Early this Wednesday, groups of citizens defied the authorities in at least 50 different locations in incidents that left one person dead and 113 people detained, according to official information. The police and army, using tear gas and rubber bullets, also repressed a demonstration approaching the area surrounding the Congress building.
Meanwhile, President Zelaya informed AFP that the Brazilian embassy, where he is located, is the target of electronic interference that is preventing telephone communications and that the coup government has installed ultrasound machines to distress people in the building.

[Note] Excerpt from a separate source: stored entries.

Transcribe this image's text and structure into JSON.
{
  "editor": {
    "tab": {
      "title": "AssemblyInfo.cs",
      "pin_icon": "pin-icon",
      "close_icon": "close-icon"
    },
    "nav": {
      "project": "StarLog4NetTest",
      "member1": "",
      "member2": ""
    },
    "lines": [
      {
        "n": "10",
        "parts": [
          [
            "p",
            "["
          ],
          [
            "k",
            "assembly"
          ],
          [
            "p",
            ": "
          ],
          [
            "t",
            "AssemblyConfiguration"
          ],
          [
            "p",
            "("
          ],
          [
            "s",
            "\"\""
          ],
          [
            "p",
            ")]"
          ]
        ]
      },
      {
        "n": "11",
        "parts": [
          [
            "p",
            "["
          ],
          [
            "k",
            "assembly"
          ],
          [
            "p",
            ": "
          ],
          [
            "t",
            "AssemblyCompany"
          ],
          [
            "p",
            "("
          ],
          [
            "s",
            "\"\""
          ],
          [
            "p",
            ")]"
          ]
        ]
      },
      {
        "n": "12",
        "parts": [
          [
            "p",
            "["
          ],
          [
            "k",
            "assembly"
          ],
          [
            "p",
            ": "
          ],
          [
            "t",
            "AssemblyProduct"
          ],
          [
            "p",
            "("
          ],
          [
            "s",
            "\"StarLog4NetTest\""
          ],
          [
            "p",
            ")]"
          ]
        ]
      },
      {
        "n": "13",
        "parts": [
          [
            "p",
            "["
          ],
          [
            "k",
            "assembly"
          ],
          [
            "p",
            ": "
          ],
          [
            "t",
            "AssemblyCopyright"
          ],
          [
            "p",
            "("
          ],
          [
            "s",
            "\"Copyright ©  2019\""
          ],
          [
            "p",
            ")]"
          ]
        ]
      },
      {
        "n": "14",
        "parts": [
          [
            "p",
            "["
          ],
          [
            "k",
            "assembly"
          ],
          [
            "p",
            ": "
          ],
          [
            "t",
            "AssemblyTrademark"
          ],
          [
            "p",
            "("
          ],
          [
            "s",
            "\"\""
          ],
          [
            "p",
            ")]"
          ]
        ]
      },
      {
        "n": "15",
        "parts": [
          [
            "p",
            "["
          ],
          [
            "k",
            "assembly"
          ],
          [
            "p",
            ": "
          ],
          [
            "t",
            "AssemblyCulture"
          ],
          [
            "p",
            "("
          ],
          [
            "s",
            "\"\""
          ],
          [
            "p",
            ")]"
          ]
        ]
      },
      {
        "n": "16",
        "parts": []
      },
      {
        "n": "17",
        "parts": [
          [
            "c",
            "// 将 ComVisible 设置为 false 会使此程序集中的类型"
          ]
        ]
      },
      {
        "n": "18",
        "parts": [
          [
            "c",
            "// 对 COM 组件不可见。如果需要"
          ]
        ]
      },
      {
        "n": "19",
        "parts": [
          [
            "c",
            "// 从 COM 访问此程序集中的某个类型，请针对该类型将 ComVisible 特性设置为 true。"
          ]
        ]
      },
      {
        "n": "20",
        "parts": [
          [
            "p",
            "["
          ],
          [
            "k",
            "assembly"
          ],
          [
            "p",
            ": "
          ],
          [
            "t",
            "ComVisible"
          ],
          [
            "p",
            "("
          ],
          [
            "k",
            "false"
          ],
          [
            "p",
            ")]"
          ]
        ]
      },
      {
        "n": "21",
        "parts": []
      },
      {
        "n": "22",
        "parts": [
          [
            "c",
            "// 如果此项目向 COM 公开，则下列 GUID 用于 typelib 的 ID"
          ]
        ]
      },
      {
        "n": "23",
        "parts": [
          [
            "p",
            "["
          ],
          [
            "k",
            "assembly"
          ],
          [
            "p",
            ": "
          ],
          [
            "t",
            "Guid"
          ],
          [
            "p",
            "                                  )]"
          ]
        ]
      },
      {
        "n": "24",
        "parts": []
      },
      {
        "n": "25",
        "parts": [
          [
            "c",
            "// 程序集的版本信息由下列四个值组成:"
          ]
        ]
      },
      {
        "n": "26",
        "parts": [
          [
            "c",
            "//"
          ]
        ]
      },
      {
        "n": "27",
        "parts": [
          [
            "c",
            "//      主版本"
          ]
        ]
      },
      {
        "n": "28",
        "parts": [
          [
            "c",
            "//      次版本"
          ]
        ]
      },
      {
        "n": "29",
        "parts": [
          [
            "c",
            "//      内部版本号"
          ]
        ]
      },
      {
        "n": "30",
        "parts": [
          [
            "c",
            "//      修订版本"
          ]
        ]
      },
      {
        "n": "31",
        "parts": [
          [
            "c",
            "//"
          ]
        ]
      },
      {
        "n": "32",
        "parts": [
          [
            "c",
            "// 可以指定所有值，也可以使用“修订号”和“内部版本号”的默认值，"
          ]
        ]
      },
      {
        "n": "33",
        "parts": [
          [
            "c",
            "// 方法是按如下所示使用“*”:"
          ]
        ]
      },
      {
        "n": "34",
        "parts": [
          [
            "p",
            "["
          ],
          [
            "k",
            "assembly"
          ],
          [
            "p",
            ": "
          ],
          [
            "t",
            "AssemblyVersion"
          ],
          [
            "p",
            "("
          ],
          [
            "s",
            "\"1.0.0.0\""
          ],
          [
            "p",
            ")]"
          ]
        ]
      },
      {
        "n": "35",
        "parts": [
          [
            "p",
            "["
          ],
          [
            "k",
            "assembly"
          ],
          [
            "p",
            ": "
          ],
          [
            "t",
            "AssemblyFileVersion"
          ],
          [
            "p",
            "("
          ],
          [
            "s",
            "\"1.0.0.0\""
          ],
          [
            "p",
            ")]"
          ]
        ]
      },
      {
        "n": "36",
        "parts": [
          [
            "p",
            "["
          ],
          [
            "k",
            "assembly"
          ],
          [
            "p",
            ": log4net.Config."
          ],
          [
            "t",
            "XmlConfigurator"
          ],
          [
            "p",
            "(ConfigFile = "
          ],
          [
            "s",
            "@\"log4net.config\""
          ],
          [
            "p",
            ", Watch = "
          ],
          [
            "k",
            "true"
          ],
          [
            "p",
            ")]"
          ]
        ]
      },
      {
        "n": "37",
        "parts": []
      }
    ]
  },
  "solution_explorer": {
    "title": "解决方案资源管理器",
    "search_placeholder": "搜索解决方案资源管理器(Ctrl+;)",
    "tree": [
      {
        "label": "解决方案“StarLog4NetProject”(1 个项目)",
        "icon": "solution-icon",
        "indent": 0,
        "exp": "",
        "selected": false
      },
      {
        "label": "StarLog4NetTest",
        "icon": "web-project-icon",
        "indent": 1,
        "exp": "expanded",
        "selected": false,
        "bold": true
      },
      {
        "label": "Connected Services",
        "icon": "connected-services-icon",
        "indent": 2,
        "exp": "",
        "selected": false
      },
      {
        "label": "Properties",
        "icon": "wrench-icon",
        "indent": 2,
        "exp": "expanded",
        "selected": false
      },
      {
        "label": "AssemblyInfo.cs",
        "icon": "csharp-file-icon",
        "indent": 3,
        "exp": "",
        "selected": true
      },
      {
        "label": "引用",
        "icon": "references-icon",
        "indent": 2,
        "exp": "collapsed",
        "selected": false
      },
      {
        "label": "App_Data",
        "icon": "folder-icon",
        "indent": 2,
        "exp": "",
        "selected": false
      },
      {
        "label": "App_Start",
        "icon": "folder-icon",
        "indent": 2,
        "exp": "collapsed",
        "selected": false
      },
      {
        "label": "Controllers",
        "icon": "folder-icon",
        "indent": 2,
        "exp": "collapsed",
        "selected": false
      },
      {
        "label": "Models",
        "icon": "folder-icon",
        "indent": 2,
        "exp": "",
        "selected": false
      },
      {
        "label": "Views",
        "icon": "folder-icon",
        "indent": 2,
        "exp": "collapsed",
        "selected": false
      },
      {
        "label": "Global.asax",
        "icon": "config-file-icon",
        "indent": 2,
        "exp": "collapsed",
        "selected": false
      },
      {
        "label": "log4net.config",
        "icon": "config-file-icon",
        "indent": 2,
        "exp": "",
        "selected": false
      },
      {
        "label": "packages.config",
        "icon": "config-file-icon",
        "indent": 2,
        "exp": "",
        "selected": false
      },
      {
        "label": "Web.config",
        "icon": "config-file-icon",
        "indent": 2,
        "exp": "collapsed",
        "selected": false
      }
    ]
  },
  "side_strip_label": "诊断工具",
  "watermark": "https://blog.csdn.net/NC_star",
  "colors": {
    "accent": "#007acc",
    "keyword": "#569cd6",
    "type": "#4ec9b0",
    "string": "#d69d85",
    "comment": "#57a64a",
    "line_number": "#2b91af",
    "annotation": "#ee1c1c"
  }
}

"That electronic equipment affects and inflames the brain. We have been attacked (with these sound waves) in the last 24 hours but a district attorney arrived and they are now dismantling them," he added
Juan Barahona, general coordinator of the National Front against the Coup, emphasized the pacific nature of the anti-coup struggle and urged people to maintain order and discipline in order to prevent actions by provocateurs.
Chanting slogans like "The people, united, will never be defeated" and "Forward, forward, the struggle is constant," a thick human column of more than one kilometer in length moved down the city streets.
In the Villanueva district, demonstrators were blocked by a strong contingent of riot police backed up by the army but, after through tense negotiations, managed to advance slowly to the nearby Palmira neighborhood.
The police eventually halted their march a few blocks from the Brazilian embassy.
During a demonstration there, campesino leader Rafael Alegría announced the Front’s creation of a commission of dialogue and asked the crowd to move to the Parque Central and await further instructions.
When most of the demonstrators had left the area, a firecracker exploded a few meters from the riot police, who immediately responded by launching tear gas grenades.
The protest in the Parque Central, in Tegucigalpa’s historic quarter, was cleared later on when police arrested an undetermined number of people.
PRESSURE ON ANTI-COUP MEDIA
The coup regime has been exerting constant pressure on the media covering the peaceful resistance against the coup, as is the case with Radio Progreso, Carla Rivas, a journalist from this radio station, reported.
In an exclusive statement for the National Radio Coordinating Committee from Tegucigalpa, she said that the pressure has intensified since Monday, when the news came out that President Zelaya was in the Brazilian embassy in the Honduran capital.
Radio Globo was also off the air at several points yesterday due to power cuts, because the army is controlling the electrical distribution center.